Nafai se sorprendió de la pregunta. ¿Cómo podía Padre llevarse al mayordomo de la finca cuando Elemak estaba ausente? Truzhnisha se encargaría de la servidumbre, pero sin Rashgallivak, ¿quién se encargaría de los invernáculos, establos y cobertizos? No sería Mebbekew, desde luego, quien desdeñaba los quehaceres cotidianos. Y los hombres no aceptarían órdenes de Issib, a quien trataban con ternura y piedad, pero no con respeto.
—No, Padre dejó a Rash a cargo —dijo Issib—. Tal vez Rash haya dormido esta noche en el cobertizo de plantas polares. Pero sabes que Padre nunca se marcha sin cerciorarse de que todo está en orden.
Elemak miro de soslayo a Nafai.
—Sólo me preguntaba por qué algunos se han puesto tan altaneros.
Entonces Nafai comprendió: la pregunta de Elemak era en realidad un cumplido tácito. Se preguntaba si Padre lo había dejado al mando en su ausencia. Y obviamente no le gustaba que Nafai se hiciera cargo del negocio familiar de plantas exóticas.
—No me interesa vender vegetales —dijo Nafai—, por si eso te preocupa.
—No me preocupa. ¿Y no es hora de ir a la escuela de mamá? Estará inquieta por si han asaltado y aporreado a su pequeñín.
Nafai sabía que era preferible hacer oídos sordos, no provocar a Elemak. No le interesaba enemistarse con él. Pero justamente porque lo admiraba, porque deseaba imitarlo no pudo contener una réplica. Enfilando hacia la puerta del patio, se volvió para decir:
—Tengo ambiciones más altas que merodear por ahí disparando contra salteadores, durmiendo con camellos y llevando plantas de la tundra al trópico y plantas del trópico a los glaciares. Puedes quedarte con tu jueguito.

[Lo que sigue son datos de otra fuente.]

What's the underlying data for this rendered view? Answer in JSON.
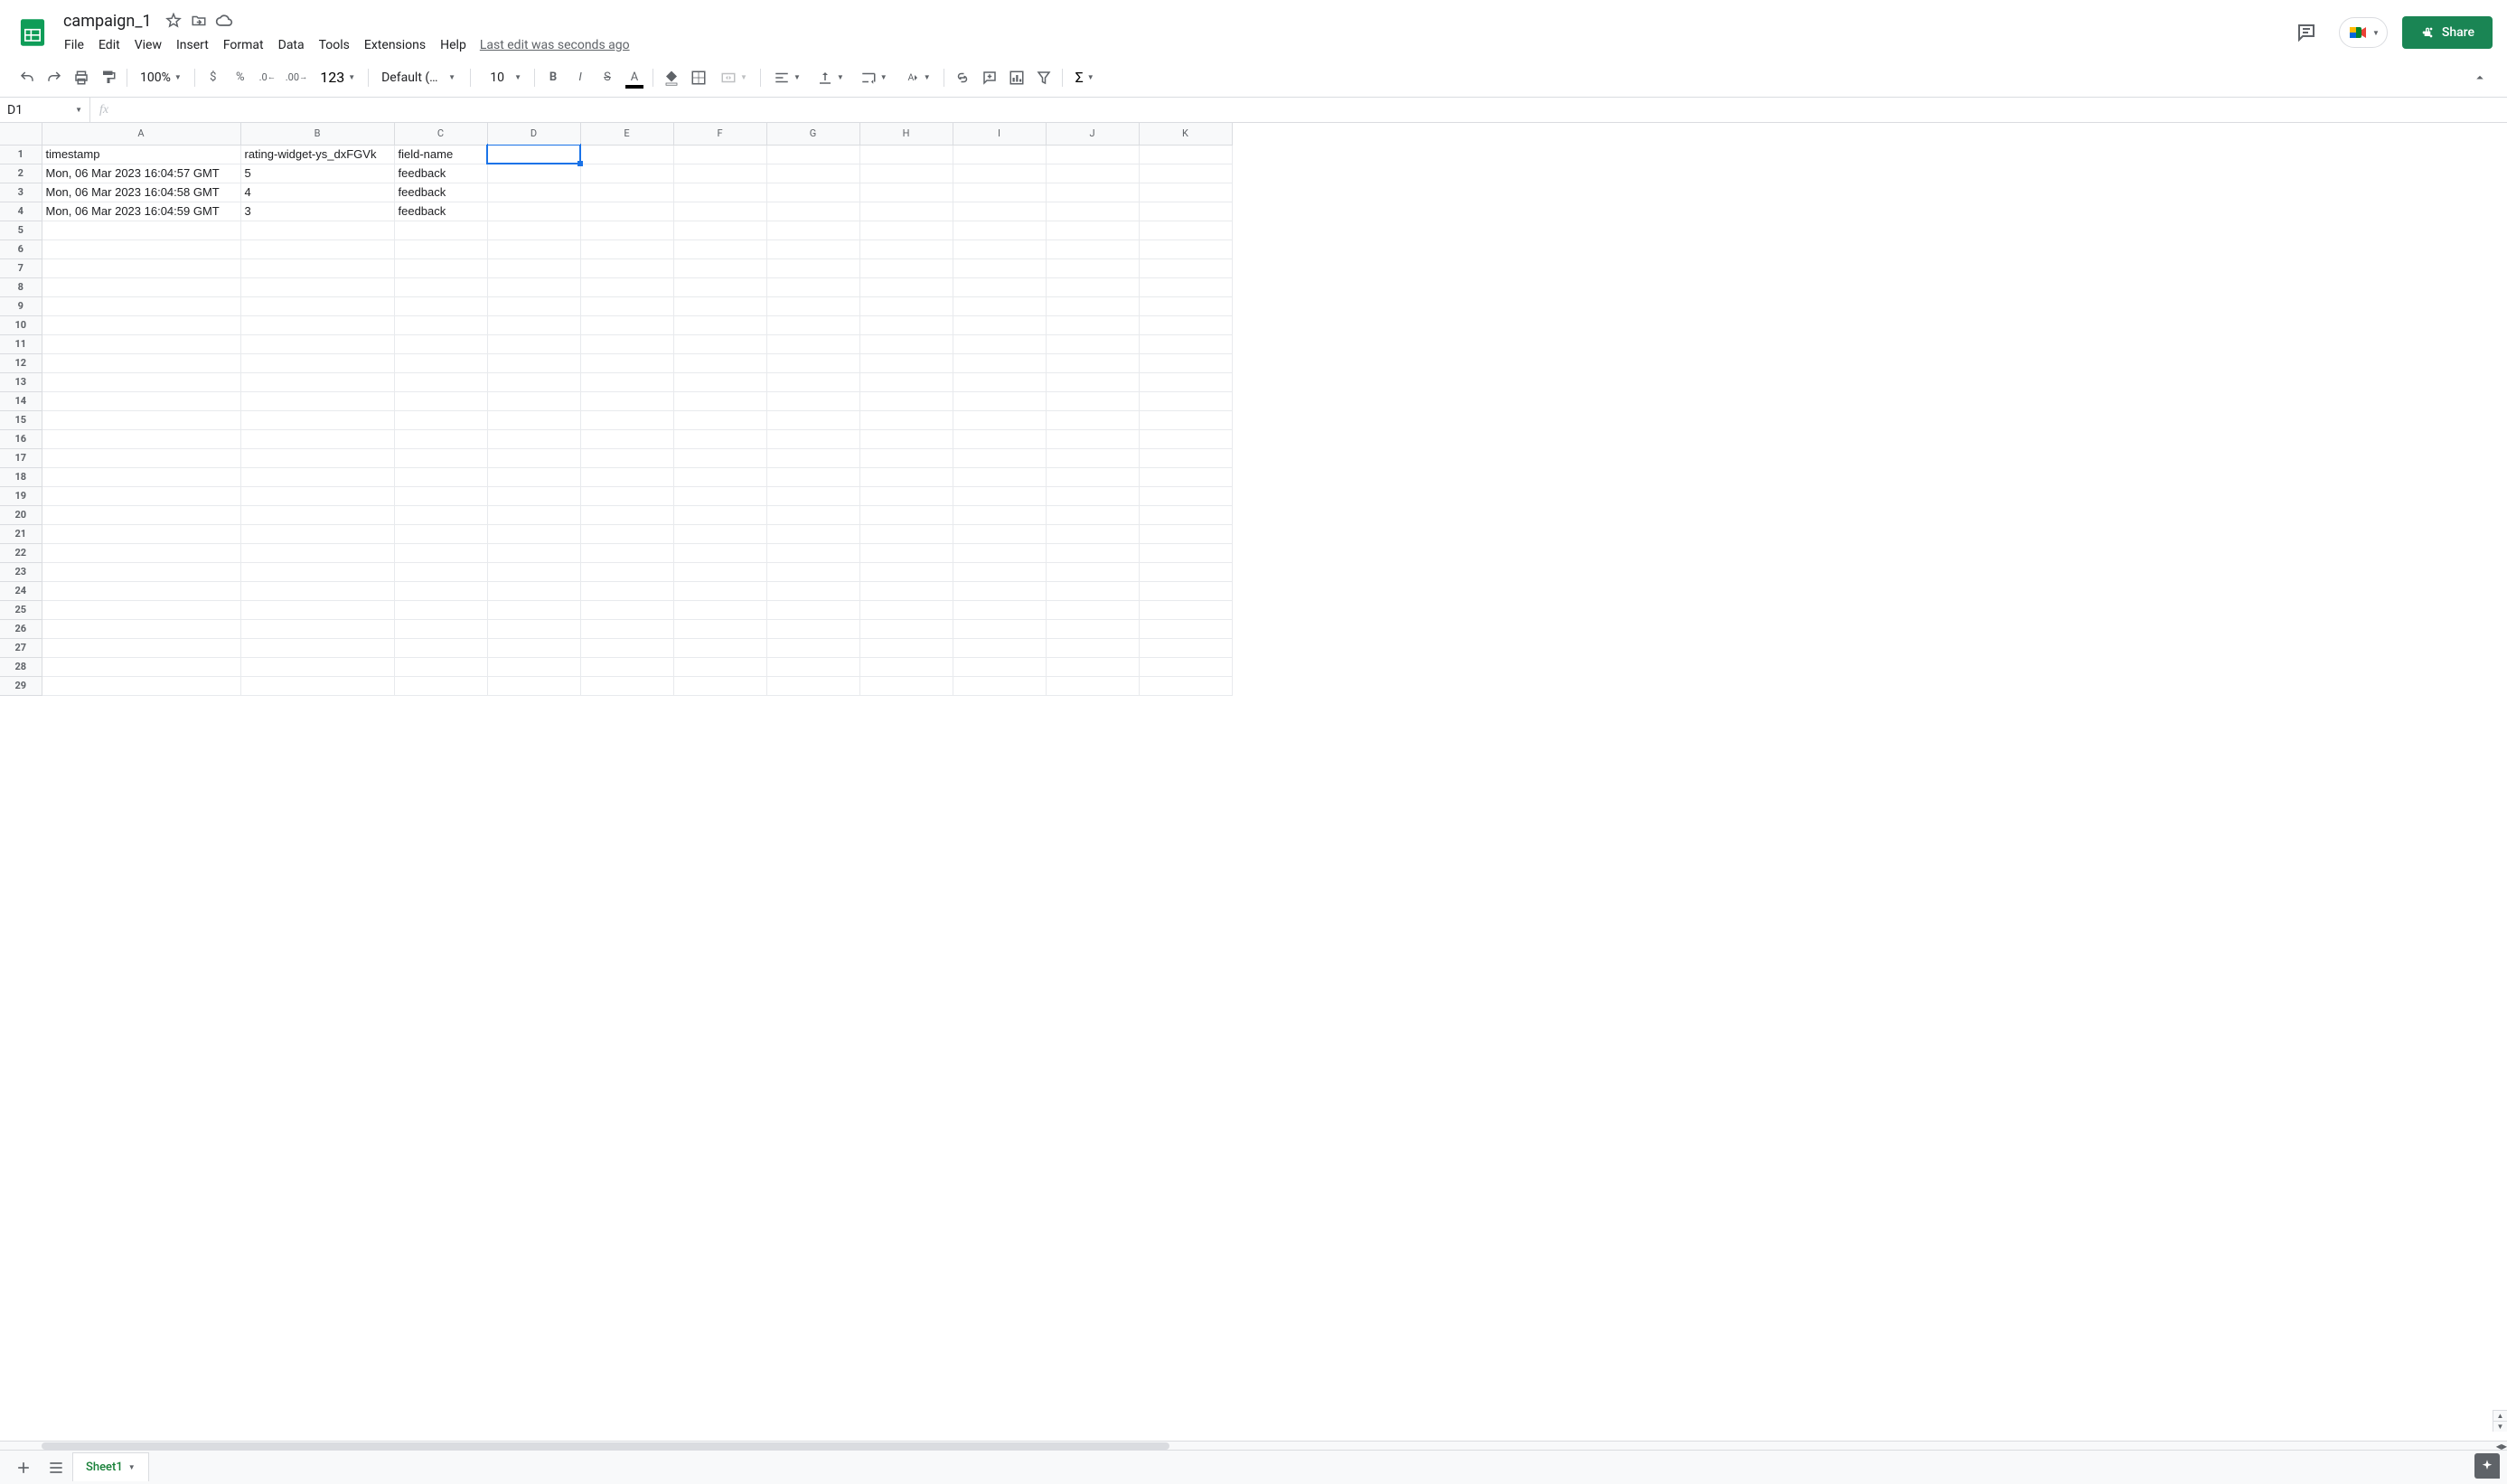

Elemak se levantó de golpe, haciendo volar la silla, y en dos zancadas se abalanzó sobre Nafai para aplastarle el rostro contra el dintel. Dolía, pero a Nafai no le importaba el dolor ni el miedo de salir mal parado. En cambio sentía una extraña sensación de triunfo. Le he hecho perder los estribos. Ni siquiera se molesta en fingir lo contrario.
—Ese jueguecito, como tú lo llamas, ha pagado todo lo que tienes y todo lo que eres. Si no fuera por el dinero que traemos Padre, Rash y yo, ¿crees que alguien te miraría en Basílica? ¿Crees que tu madre tiene tanto honor como para legarlo a los hijos varones? Si crees eso no sabes cómo funciona el mundo. Tu madre podrá brindar mucho prestigio a sus hijas, pero lo único que una mujer puede hacer por un hijo varón es convertirlo en sabio. —Escupió la palabra con desprecio—. Y créeme, pequeñín, sólo serás eso. No sé por qué el Alma Suprema se molestó en darte un miembro, nena, si cuando crezcas lo único que necesitarás en este mundo es lo que tiene una mujer.